The second possibility, which is relevant for market operators, is to use other legal tools such as the standard contractual clauses.
In this last case it should be noted that the ECJ in its recent Big Brother Watch case has found that the lawful interception rules in UK are not compliant with the EU standards on the matter and they are interfering with the freedoms of data subjects. Therefore, even using the standard contractual clauses could not be enough, as according to the EU law, the legislation of the importer of data must be evaluated to avoid such interferences.
Brexit and intellectual property
Currently and till the end of the year, the UK is still part of the European Intellectual Property Office (“EUIPO”) and the European Patent Office (“EPO”).
After Brexit, a trademark or a design registered at the EUIPO will cover only the 27 EU Members. Therefore, if one needs to protect it in UK one must register it at the British Office directly or file an international application at the World Intellectual Property Organisation, asking to expand the trademark protection to the UK.
Furthermore, if one holds a .eu domain name, after January 2021, they will not be able to register or hold it and they should surrender it or it will be withdrawn. The only solution to this shall be to establish a business in the EU.
On the other hand, a patent poses no issues as the EPO is not an institution of the EU and the treaty which establishes it is autonomous (and, e.g., it includes countries like Switzerland, Turkey, Albania or Serbia).
Brexit and corporate rules
For now, the entities in UK can still enjoy the benefit of the single internal market of the EU.
However, in case of “no deal”, the EU will apply the localisation requirement, meaning that a company in the UK cannot operate directly in the EU market without being established inside the EU.
At the same time, branches of British companies will be considered as third-country branches and the appropriate rules will apply.
Subsidiaries, as they are considered as established in the EU, do not incur any problem.
In such scenario, a jurisdiction like Malta, as it very dynamic, digital and business-friendly and English speaking could be a valid ally for UK entities.
Last, contracts should be carefully reviewed as the choice of law and jurisdiction could be a matter of dispute as the UK will no longer apply the EU regulation on international private law, which means that the recognition and execution of British rulings shall not operate automatically and it will be regulated by each EU Member State law. It is highly possible that the UK will join the Hague convention of 2005, which deals with this particular matter, but for the time being, it is not possible to rely on that.
Brexit and marketing
Currently, specific rules apply to marketing activities in UK.

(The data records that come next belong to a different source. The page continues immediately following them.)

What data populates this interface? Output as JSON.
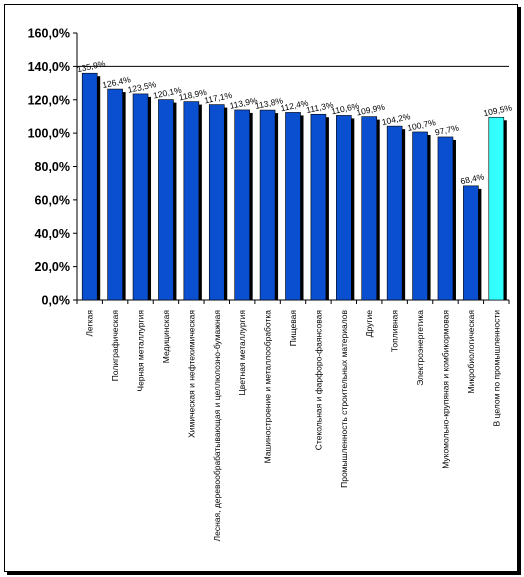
{
  "chart_data": {
    "type": "bar",
    "categories": [
      "Легкая",
      "Полиграфическая",
      "Черная металлургия",
      "Медицинская",
      "Химическая и нефтехимическая",
      "Лесная, деревообрабатывающая и целлюлозно-бумажная",
      "Цветная металлургия",
      "Машиностроение и металлообработка",
      "Пищевая",
      "Стекольная и фарфоро-фаянсовая",
      "Промышленность строительных материалов",
      "Другие",
      "Топливная",
      "Электроэнергетика",
      "Мукомольно-крупяная и комбикормовая",
      "Микробиологическая",
      "В целом по промышленности"
    ],
    "values": [
      135.9,
      126.4,
      123.5,
      120.1,
      118.9,
      117.1,
      113.9,
      113.8,
      112.4,
      111.3,
      110.6,
      109.9,
      104.2,
      100.7,
      97.7,
      68.4,
      109.5
    ],
    "data_labels": [
      "135,9%",
      "126,4%",
      "123,5%",
      "120,1%",
      "118,9%",
      "117,1%",
      "113,9%",
      "113,8%",
      "112,4%",
      "111,3%",
      "110,6%",
      "109,9%",
      "104,2%",
      "100,7%",
      "97,7%",
      "68,4%",
      "109,5%"
    ],
    "highlight_index": 16,
    "yticks": [
      "0,0%",
      "20,0%",
      "40,0%",
      "60,0%",
      "80,0%",
      "100,0%",
      "120,0%",
      "140,0%",
      "160,0%"
    ],
    "ylim": [
      0,
      160
    ],
    "ytick_step": 20,
    "grid_lines": [
      140
    ],
    "title": "",
    "xlabel": "",
    "ylabel": "",
    "colors": {
      "bar": "#0b4fd1",
      "bar_highlight": "#33ffff",
      "bar_shadow": "#000000",
      "border": "#000000"
    }
  }
}
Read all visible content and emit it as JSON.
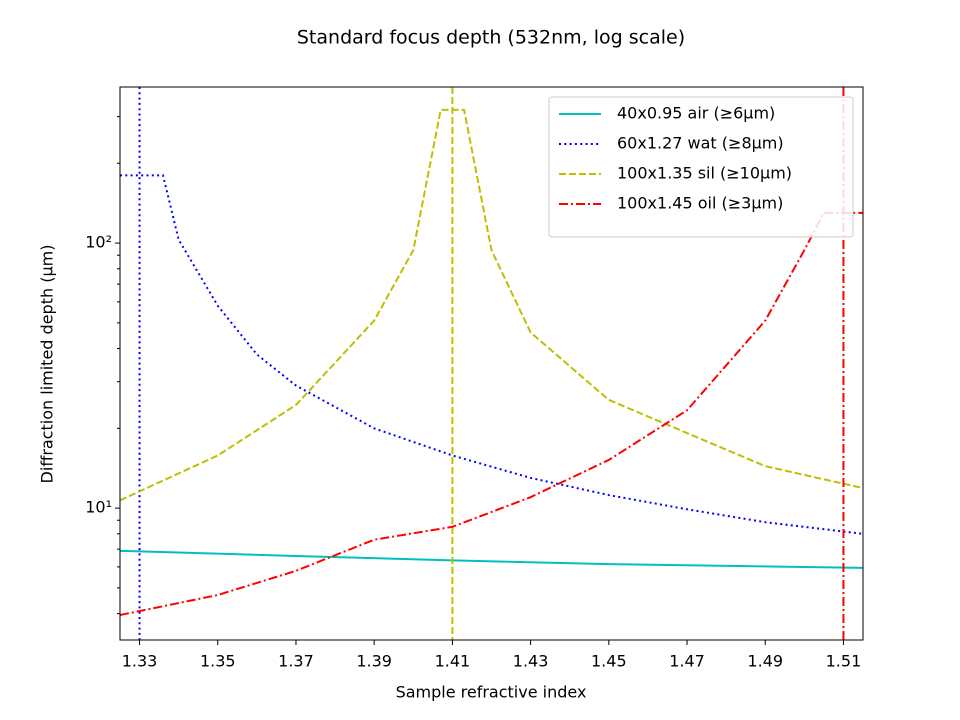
{
  "chart_data": {
    "type": "line",
    "title": "Standard focus depth (532nm, log scale)",
    "xlabel": "Sample refractive index",
    "ylabel": "Diffraction limited depth (μm)",
    "xlim": [
      1.325,
      1.515
    ],
    "ylim": [
      3.18,
      388
    ],
    "yscale": "log",
    "grid": false,
    "legend": "upper right",
    "xticks": [
      1.33,
      1.35,
      1.37,
      1.39,
      1.41,
      1.43,
      1.45,
      1.47,
      1.49,
      1.51
    ],
    "yticks": [
      {
        "value": 10,
        "label": "10¹"
      },
      {
        "value": 100,
        "label": "10²"
      }
    ],
    "yminorticks": [
      4,
      5,
      6,
      7,
      8,
      9,
      20,
      30,
      40,
      50,
      60,
      70,
      80,
      90,
      200,
      300
    ],
    "series": [
      {
        "name": "40x0.95 air (≥6μm)",
        "color": "#00bfbf",
        "linestyle": "solid",
        "x": [
          1.325,
          1.37,
          1.41,
          1.45,
          1.515
        ],
        "values": [
          6.9,
          6.6,
          6.35,
          6.15,
          5.95
        ]
      },
      {
        "name": "60x1.27 wat (≥8μm)",
        "color": "#0000ff",
        "linestyle": "dotted",
        "cutoff": 1.33,
        "x": [
          1.325,
          1.336,
          1.34,
          1.35,
          1.36,
          1.37,
          1.39,
          1.41,
          1.43,
          1.45,
          1.47,
          1.49,
          1.515
        ],
        "values": [
          180,
          180,
          103,
          58,
          38,
          29,
          20,
          15.8,
          13,
          11.2,
          9.9,
          8.85,
          8.0
        ]
      },
      {
        "name": "100x1.35 sil (≥10μm)",
        "color": "#bfbf00",
        "linestyle": "dashed",
        "cutoff": 1.41,
        "x": [
          1.325,
          1.35,
          1.37,
          1.39,
          1.4,
          1.405,
          1.407,
          1.413,
          1.415,
          1.42,
          1.43,
          1.45,
          1.47,
          1.49,
          1.515
        ],
        "values": [
          10.7,
          15.8,
          24.5,
          51,
          94,
          224,
          318,
          318,
          224,
          94,
          46,
          25.6,
          19.2,
          14.4,
          11.9
        ]
      },
      {
        "name": "100x1.45 oil (≥3μm)",
        "color": "#ff0000",
        "linestyle": "dashdot",
        "cutoff": 1.51,
        "x": [
          1.325,
          1.35,
          1.37,
          1.39,
          1.41,
          1.43,
          1.45,
          1.47,
          1.49,
          1.5,
          1.505,
          1.515
        ],
        "values": [
          3.95,
          4.7,
          5.8,
          7.6,
          8.5,
          11,
          15.2,
          23.4,
          51,
          94,
          130,
          130
        ]
      }
    ]
  }
}
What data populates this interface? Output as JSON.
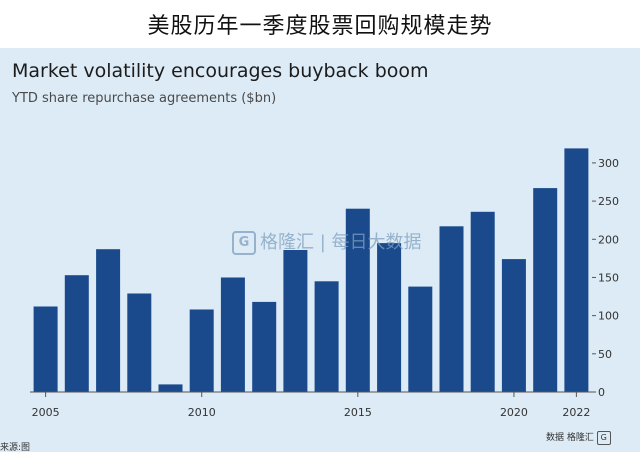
{
  "header": {
    "title": "美股历年一季度股票回购规模走势"
  },
  "watermark": {
    "text": "格隆汇  |  每日大数据"
  },
  "footer": {
    "left": "来源:图",
    "right": "数据  格隆汇"
  },
  "chart_data": {
    "type": "bar",
    "title": "Market volatility encourages buyback boom",
    "subtitle": "YTD share repurchase agreements ($bn)",
    "x": [
      2005,
      2006,
      2007,
      2008,
      2009,
      2010,
      2011,
      2012,
      2013,
      2014,
      2015,
      2016,
      2017,
      2018,
      2019,
      2020,
      2021,
      2022
    ],
    "values": [
      112,
      153,
      187,
      129,
      10,
      108,
      150,
      118,
      186,
      145,
      240,
      195,
      138,
      217,
      236,
      174,
      267,
      319
    ],
    "x_tick_labels": [
      "2005",
      "2010",
      "2015",
      "2020",
      "2022"
    ],
    "x_tick_years": [
      2005,
      2010,
      2015,
      2020,
      2022
    ],
    "y_ticks": [
      0,
      50,
      100,
      150,
      200,
      250,
      300
    ],
    "ylim": [
      0,
      330
    ],
    "y_axis_position": "right",
    "grid": false,
    "colors": {
      "bar": "#1a4a8c",
      "text": "#333333",
      "axis": "#555555"
    }
  }
}
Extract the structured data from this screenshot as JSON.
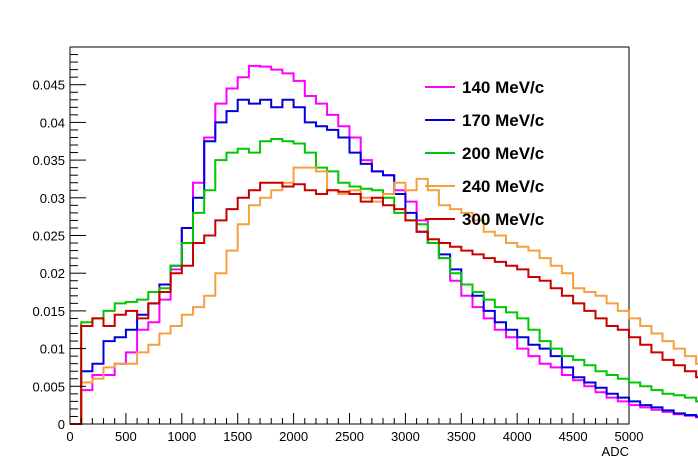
{
  "chart_data": {
    "type": "line",
    "step": true,
    "title": "",
    "xlabel": "ADC",
    "ylabel": "",
    "xlim": [
      0,
      5000
    ],
    "ylim": [
      0,
      0.05
    ],
    "bin_width": 100,
    "x_ticks": [
      0,
      500,
      1000,
      1500,
      2000,
      2500,
      3000,
      3500,
      4000,
      4500,
      5000
    ],
    "x_tick_labels": [
      "0",
      "500",
      "1000",
      "1500",
      "2000",
      "2500",
      "3000",
      "3500",
      "4000",
      "4500",
      "5000"
    ],
    "y_ticks": [
      0,
      0.005,
      0.01,
      0.015,
      0.02,
      0.025,
      0.03,
      0.035,
      0.04,
      0.045
    ],
    "y_tick_labels": [
      "0",
      "0.005",
      "0.01",
      "0.015",
      "0.02",
      "0.025",
      "0.03",
      "0.035",
      "0.04",
      "0.045"
    ],
    "legend_position": "top-right",
    "grid": false,
    "series": [
      {
        "name": "140 MeV/c",
        "color": "#ff00ff",
        "values": [
          0.0,
          0.0045,
          0.0065,
          0.0065,
          0.008,
          0.0095,
          0.0125,
          0.0135,
          0.0165,
          0.0205,
          0.026,
          0.032,
          0.038,
          0.0425,
          0.0445,
          0.046,
          0.0475,
          0.0474,
          0.047,
          0.0465,
          0.0455,
          0.0435,
          0.0425,
          0.041,
          0.0395,
          0.038,
          0.035,
          0.0335,
          0.033,
          0.031,
          0.0295,
          0.027,
          0.024,
          0.022,
          0.019,
          0.017,
          0.0155,
          0.014,
          0.0125,
          0.0115,
          0.01,
          0.009,
          0.008,
          0.0075,
          0.0065,
          0.0058,
          0.005,
          0.0042,
          0.0035,
          0.003,
          0.0025,
          0.0022,
          0.0019,
          0.0016,
          0.0013,
          0.0011,
          0.0009,
          0.0007,
          0.0005,
          0.0004
        ]
      },
      {
        "name": "170 MeV/c",
        "color": "#0000dd",
        "values": [
          0.0,
          0.007,
          0.008,
          0.011,
          0.0115,
          0.0125,
          0.0145,
          0.016,
          0.0185,
          0.021,
          0.026,
          0.03,
          0.0375,
          0.04,
          0.0415,
          0.043,
          0.0425,
          0.043,
          0.042,
          0.043,
          0.042,
          0.04,
          0.0395,
          0.039,
          0.038,
          0.036,
          0.0345,
          0.0335,
          0.033,
          0.0305,
          0.028,
          0.0255,
          0.024,
          0.0225,
          0.0205,
          0.0185,
          0.017,
          0.015,
          0.0135,
          0.0125,
          0.0115,
          0.0105,
          0.01,
          0.009,
          0.0075,
          0.0062,
          0.0055,
          0.0048,
          0.004,
          0.0035,
          0.003,
          0.0025,
          0.0022,
          0.0018,
          0.0014,
          0.0012,
          0.001,
          0.0009,
          0.0008,
          0.0007
        ]
      },
      {
        "name": "200 MeV/c",
        "color": "#00c800",
        "values": [
          0.0,
          0.0135,
          0.014,
          0.015,
          0.016,
          0.0162,
          0.0165,
          0.0175,
          0.018,
          0.021,
          0.024,
          0.028,
          0.031,
          0.035,
          0.036,
          0.0365,
          0.036,
          0.0375,
          0.0378,
          0.0375,
          0.0372,
          0.036,
          0.034,
          0.0335,
          0.032,
          0.0315,
          0.0312,
          0.031,
          0.03,
          0.028,
          0.027,
          0.0265,
          0.024,
          0.022,
          0.02,
          0.0185,
          0.0175,
          0.0165,
          0.0155,
          0.0148,
          0.014,
          0.0125,
          0.011,
          0.01,
          0.009,
          0.0085,
          0.0078,
          0.007,
          0.0065,
          0.006,
          0.0055,
          0.005,
          0.0045,
          0.004,
          0.0038,
          0.0035,
          0.003,
          0.0028,
          0.0025,
          0.0022
        ]
      },
      {
        "name": "240 MeV/c",
        "color": "#f5a040",
        "values": [
          0.0,
          0.0055,
          0.006,
          0.0075,
          0.008,
          0.008,
          0.0095,
          0.0105,
          0.012,
          0.013,
          0.0145,
          0.0155,
          0.017,
          0.02,
          0.023,
          0.0265,
          0.029,
          0.03,
          0.031,
          0.032,
          0.034,
          0.034,
          0.0335,
          0.031,
          0.0305,
          0.031,
          0.03,
          0.0295,
          0.0305,
          0.032,
          0.031,
          0.0325,
          0.031,
          0.029,
          0.0285,
          0.028,
          0.027,
          0.0255,
          0.025,
          0.024,
          0.0235,
          0.023,
          0.022,
          0.021,
          0.02,
          0.018,
          0.0175,
          0.017,
          0.016,
          0.015,
          0.014,
          0.013,
          0.012,
          0.011,
          0.01,
          0.009,
          0.008,
          0.007,
          0.006,
          0.005
        ]
      },
      {
        "name": "300 MeV/c",
        "color": "#c80000",
        "values": [
          0.0,
          0.013,
          0.014,
          0.013,
          0.0145,
          0.015,
          0.014,
          0.016,
          0.0175,
          0.02,
          0.021,
          0.024,
          0.025,
          0.027,
          0.0285,
          0.03,
          0.031,
          0.032,
          0.032,
          0.0315,
          0.0318,
          0.031,
          0.0305,
          0.031,
          0.0308,
          0.0305,
          0.0295,
          0.03,
          0.029,
          0.0285,
          0.027,
          0.0255,
          0.0245,
          0.024,
          0.0235,
          0.023,
          0.0225,
          0.022,
          0.0215,
          0.021,
          0.0205,
          0.0195,
          0.019,
          0.018,
          0.017,
          0.016,
          0.015,
          0.014,
          0.013,
          0.0125,
          0.0115,
          0.0105,
          0.0095,
          0.0085,
          0.0078,
          0.007,
          0.0062,
          0.0055,
          0.005,
          0.0045
        ]
      }
    ]
  }
}
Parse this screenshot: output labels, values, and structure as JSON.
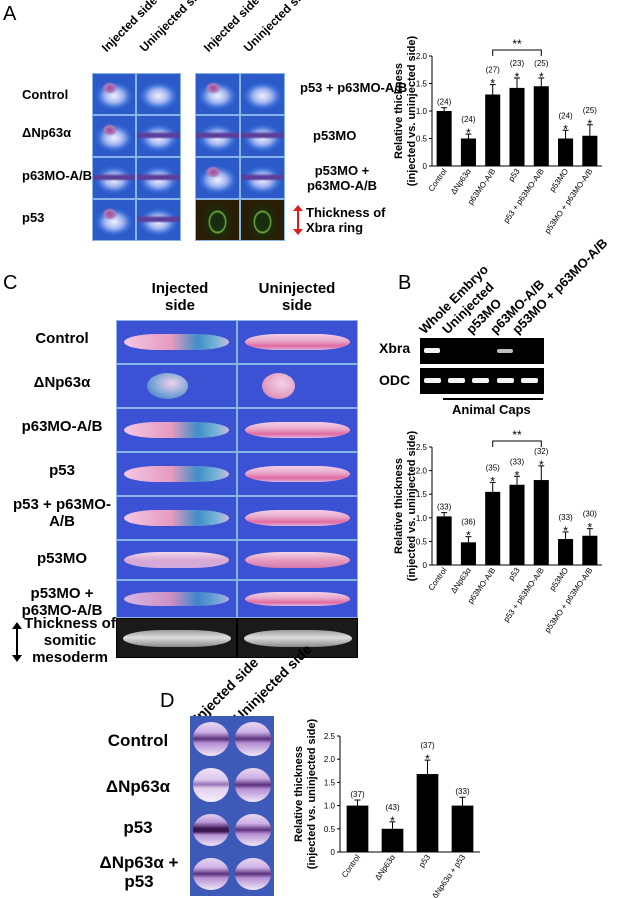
{
  "panels": {
    "A": {
      "letter": "A",
      "col_labels": [
        "Injected side",
        "Uninjected side"
      ],
      "left_rows": [
        "Control",
        "ΔNp63α",
        "p63MO-A/B",
        "p53"
      ],
      "right_rows": [
        "p53 + p63MO-A/B",
        "p53MO",
        "p53MO + p63MO-A/B",
        "Thickness of Xbra ring"
      ]
    },
    "B": {
      "letter": "B",
      "gel_lanes": [
        "Whole Embryo",
        "Uninjected",
        "p53MO",
        "p63MO-A/B",
        "p53MO + p63MO-A/B"
      ],
      "gel_rows": [
        "Xbra",
        "ODC"
      ],
      "gel_caption": "Animal Caps"
    },
    "C": {
      "letter": "C",
      "col_labels": [
        "Injected side",
        "Uninjected side"
      ],
      "rows": [
        "Control",
        "ΔNp63α",
        "p63MO-A/B",
        "p53",
        "p53 + p63MO-A/B",
        "p53MO",
        "p53MO + p63MO-A/B",
        "Thickness of somitic mesoderm"
      ]
    },
    "D": {
      "letter": "D",
      "col_labels": [
        "Injected side",
        "Uninjected side"
      ],
      "rows": [
        "Control",
        "ΔNp63α",
        "p53",
        "ΔNp63α + p53"
      ]
    }
  },
  "chart_data": [
    {
      "panel": "A",
      "type": "bar",
      "ylabel": "Relative thickness (injected vs. uninjected side)",
      "categories": [
        "Control",
        "ΔNp63α",
        "p63MO-A/B",
        "p53",
        "p53 + p63MO-A/B",
        "p53MO",
        "p53MO + p63MO-A/B"
      ],
      "values": [
        1.0,
        0.5,
        1.3,
        1.42,
        1.45,
        0.5,
        0.55
      ],
      "errors": [
        0.06,
        0.08,
        0.18,
        0.18,
        0.15,
        0.15,
        0.2
      ],
      "n_labels": [
        "(24)",
        "(24)",
        "(27)",
        "(23)",
        "(25)",
        "(24)",
        "(25)"
      ],
      "significant": [
        false,
        true,
        true,
        true,
        true,
        true,
        true
      ],
      "bracket": {
        "from": 2,
        "to": 4,
        "label": "**"
      },
      "ylim": [
        0,
        2.0
      ],
      "yticks": [
        "0",
        "0.5",
        "1.0",
        "1.5",
        "2.0"
      ]
    },
    {
      "panel": "B",
      "type": "bar",
      "ylabel": "Relative thickness (injected vs. uninjected side)",
      "categories": [
        "Control",
        "ΔNp63α",
        "p63MO-A/B",
        "p53",
        "p53 + p63MO-A/B",
        "p53MO",
        "p53MO + p63MO-A/B"
      ],
      "values": [
        1.03,
        0.48,
        1.55,
        1.7,
        1.8,
        0.55,
        0.62
      ],
      "errors": [
        0.08,
        0.12,
        0.2,
        0.18,
        0.3,
        0.15,
        0.15
      ],
      "n_labels": [
        "(33)",
        "(36)",
        "(35)",
        "(33)",
        "(32)",
        "(33)",
        "(30)"
      ],
      "significant": [
        false,
        true,
        true,
        true,
        true,
        true,
        true
      ],
      "bracket": {
        "from": 2,
        "to": 4,
        "label": "**"
      },
      "ylim": [
        0,
        2.5
      ],
      "yticks": [
        "0",
        "0.5",
        "1.0",
        "1.5",
        "2.0",
        "2.5"
      ]
    },
    {
      "panel": "D",
      "type": "bar",
      "ylabel": "Relative thickness (injected vs. uninjected side)",
      "categories": [
        "Control",
        "ΔNp63α",
        "p53",
        "ΔNp63α + p53"
      ],
      "values": [
        1.0,
        0.5,
        1.68,
        1.0
      ],
      "errors": [
        0.12,
        0.15,
        0.3,
        0.18
      ],
      "n_labels": [
        "(37)",
        "(43)",
        "(37)",
        "(33)"
      ],
      "significant": [
        false,
        true,
        true,
        false
      ],
      "bracket": null,
      "ylim": [
        0,
        2.5
      ],
      "yticks": [
        "0",
        "0.5",
        "1.0",
        "1.5",
        "2.0",
        "2.5"
      ]
    }
  ]
}
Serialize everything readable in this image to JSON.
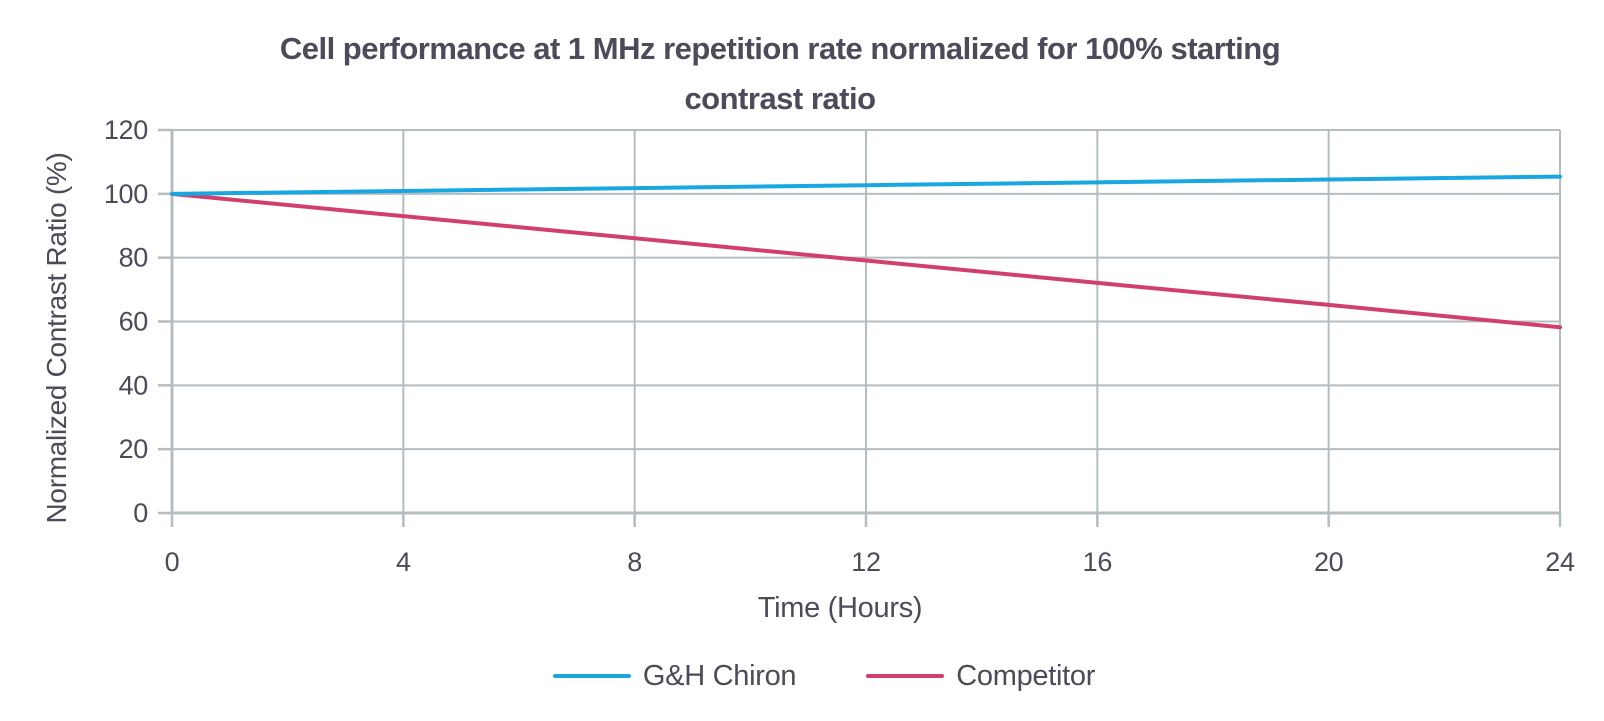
{
  "title": {
    "line1": "Cell performance at 1 MHz repetition rate normalized for 100% starting",
    "line2": "contrast ratio"
  },
  "chart_data": {
    "type": "line",
    "title": "Cell performance at 1 MHz repetition rate normalized for 100% starting contrast ratio",
    "xlabel": "Time (Hours)",
    "ylabel": "Normalized Contrast Ratio (%)",
    "x": [
      0,
      4,
      8,
      12,
      16,
      20,
      24
    ],
    "series": [
      {
        "name": "G&H Chiron",
        "color": "#19a7e1",
        "values": [
          100,
          100.9,
          101.8,
          102.7,
          103.6,
          104.5,
          105.4
        ]
      },
      {
        "name": "Competitor",
        "color": "#d13f6d",
        "values": [
          100,
          93,
          86.1,
          79.1,
          72.1,
          65.2,
          58.2
        ]
      }
    ],
    "xlim": [
      0,
      24
    ],
    "ylim": [
      0,
      120
    ],
    "x_ticks": [
      "0",
      "4",
      "8",
      "12",
      "16",
      "20",
      "24"
    ],
    "y_ticks": [
      "0",
      "20",
      "40",
      "60",
      "80",
      "100",
      "120"
    ],
    "grid": true,
    "legend_position": "bottom"
  },
  "colors": {
    "text": "#4b4b59",
    "grid": "#b5bdc1",
    "background": "#ffffff"
  }
}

After the end of the transition period, a period of grace will be granted, but sectorial legislation will apply, i.e. marketing of chemicals products, medicines and so forth must comply with the relevant rules and authorities.
For example, in the case of investment funds, the investment fund manager will need to notify the FCA under the National Private Placement Regime (the “NPPR”) and can no longer resort to the marketing rules according to above
mentioned passporting regime. More rules and guidance will be provided by the FCA.
Brexit has surely shocked and changed the EU.
It is hard to foresee what will happen and most of it will depend on how much the UK wishes to be integrated in the EU: the closer, the more similar legislation they will adopt.
However, they want to leave the UE to not be bound by the EU law and this entails that the UK could simply choose other paths, e.g. intensifying its relationship with the Commonwealth Members or America.
In conclusion, the issue of Brexit should be carefully evaluated by professionals in order to minimise an already difficult situation.